What you see here is a replica of the 1961 Porsche-Zagat 356 Carrere Coupe ‘Sanction Lost’. However, this is not just a simple recreation of the Italian bodybuilder; there is also an interesting story, with a history dating back to the late 50s.
The original car was owned by Porsche driver Claude Storez. The runner, who was considered the ‘Prince among runners’, turned to Zagata in 1957 to make a special aerodynamic bodywork for his Porsche 356 Carrera Speedster. After a year, the company delivered a finished body with a one-piece curved windshield and the iconic red longitudinal Zagato fins. Before returning the car to Storez, Porsche finished the job by adjusting the mechanics, Jutarnji.hr writes.
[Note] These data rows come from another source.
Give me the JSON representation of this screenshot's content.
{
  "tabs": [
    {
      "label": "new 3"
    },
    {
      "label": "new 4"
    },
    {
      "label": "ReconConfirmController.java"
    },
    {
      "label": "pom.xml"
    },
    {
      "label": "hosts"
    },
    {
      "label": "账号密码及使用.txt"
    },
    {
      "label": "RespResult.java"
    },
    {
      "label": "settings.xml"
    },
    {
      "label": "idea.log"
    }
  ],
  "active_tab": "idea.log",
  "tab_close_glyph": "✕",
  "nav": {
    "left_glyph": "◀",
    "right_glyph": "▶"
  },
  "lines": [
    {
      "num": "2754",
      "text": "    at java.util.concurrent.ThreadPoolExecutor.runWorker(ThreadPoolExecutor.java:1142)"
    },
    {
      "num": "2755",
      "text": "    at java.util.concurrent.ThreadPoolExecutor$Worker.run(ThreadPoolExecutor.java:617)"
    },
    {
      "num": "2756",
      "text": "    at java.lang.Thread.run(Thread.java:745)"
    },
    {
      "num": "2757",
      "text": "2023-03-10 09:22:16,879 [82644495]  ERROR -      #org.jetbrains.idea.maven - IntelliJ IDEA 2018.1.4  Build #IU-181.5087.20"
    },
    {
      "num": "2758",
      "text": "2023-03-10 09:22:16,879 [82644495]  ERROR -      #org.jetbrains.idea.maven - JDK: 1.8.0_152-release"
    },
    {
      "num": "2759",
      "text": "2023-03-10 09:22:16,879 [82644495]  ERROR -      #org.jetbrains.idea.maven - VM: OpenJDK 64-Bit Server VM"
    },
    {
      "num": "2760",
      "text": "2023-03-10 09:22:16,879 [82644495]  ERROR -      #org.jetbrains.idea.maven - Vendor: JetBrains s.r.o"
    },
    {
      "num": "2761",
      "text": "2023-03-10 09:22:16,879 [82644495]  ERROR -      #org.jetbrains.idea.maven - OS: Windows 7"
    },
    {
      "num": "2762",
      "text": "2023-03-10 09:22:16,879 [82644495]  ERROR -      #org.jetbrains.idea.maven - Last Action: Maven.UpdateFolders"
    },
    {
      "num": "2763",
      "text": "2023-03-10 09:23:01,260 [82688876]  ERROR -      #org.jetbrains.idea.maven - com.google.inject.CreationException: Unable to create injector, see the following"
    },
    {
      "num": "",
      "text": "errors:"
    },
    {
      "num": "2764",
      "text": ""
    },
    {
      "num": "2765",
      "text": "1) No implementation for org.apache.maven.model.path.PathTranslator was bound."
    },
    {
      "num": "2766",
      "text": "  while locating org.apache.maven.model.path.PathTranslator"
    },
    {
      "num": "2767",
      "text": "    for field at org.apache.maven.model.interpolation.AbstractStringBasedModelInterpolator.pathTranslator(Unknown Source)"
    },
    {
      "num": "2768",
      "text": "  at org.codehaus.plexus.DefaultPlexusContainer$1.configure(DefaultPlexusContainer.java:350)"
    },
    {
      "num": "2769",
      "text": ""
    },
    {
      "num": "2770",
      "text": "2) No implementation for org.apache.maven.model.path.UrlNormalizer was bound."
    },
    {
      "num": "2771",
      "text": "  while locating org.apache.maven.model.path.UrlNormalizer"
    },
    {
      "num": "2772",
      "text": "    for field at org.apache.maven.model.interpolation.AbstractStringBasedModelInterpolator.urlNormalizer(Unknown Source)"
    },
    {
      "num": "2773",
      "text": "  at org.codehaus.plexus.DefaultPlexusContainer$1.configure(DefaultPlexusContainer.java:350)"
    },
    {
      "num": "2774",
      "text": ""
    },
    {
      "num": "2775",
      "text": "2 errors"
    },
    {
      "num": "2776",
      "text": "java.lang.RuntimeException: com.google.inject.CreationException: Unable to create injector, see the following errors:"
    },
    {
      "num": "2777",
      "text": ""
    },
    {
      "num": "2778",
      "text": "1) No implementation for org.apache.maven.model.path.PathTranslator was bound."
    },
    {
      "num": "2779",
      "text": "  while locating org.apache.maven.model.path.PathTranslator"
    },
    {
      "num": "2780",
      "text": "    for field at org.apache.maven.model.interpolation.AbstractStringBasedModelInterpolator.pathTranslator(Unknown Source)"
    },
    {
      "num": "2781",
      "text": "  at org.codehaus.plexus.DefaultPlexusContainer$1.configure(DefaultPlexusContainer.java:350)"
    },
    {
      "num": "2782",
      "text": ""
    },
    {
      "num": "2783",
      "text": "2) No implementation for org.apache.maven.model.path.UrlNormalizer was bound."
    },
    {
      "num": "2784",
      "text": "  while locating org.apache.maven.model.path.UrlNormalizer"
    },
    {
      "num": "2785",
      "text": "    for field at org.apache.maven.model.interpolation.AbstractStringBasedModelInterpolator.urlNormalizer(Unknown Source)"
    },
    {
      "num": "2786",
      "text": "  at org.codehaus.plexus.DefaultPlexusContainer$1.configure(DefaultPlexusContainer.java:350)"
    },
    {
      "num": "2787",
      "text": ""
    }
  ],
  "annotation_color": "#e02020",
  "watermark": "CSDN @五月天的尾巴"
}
The Porsche-Zagato Speedster then raced in the Tour De France Automobile stage race in September 1958, and is believed to have finished second carrying number 139. Storez then joined the French Rally in February 1959 where he was killed in an accident, after which his the destroyed Porsche loses all trace.
This story served as inspiration for American collector Herb Wetanson to order a Porsche-Zagato 356 Speedster that is identical to Storez’s car. Zagato agreed, calling the recreation ‘Sanction Lost’, instead of the typical ‘Sanction II’ that was never found.
Zagato used the latest photometric technology to scan photos of the original speedster, allowing the company to digitally recreate the design. However, Zagato unveiled a concept drawing for the Zagato Porsche Carrera Coupe during the ‘Sanction Lost’ process, which led them to decide to create 18 units in memory of Storez’s Speedster - nine speedsters and nine coupes.
All 18 units are made from the original Porsche 356, but only two coupes and one speedster use Carrera engines. Of those three, only one of each body type is finished in Bianco Gardenia shades with red accents. Both are sold on RM Sotheby’s auction platform, and are expected to fetch between $ 550,000 and $ 650,000.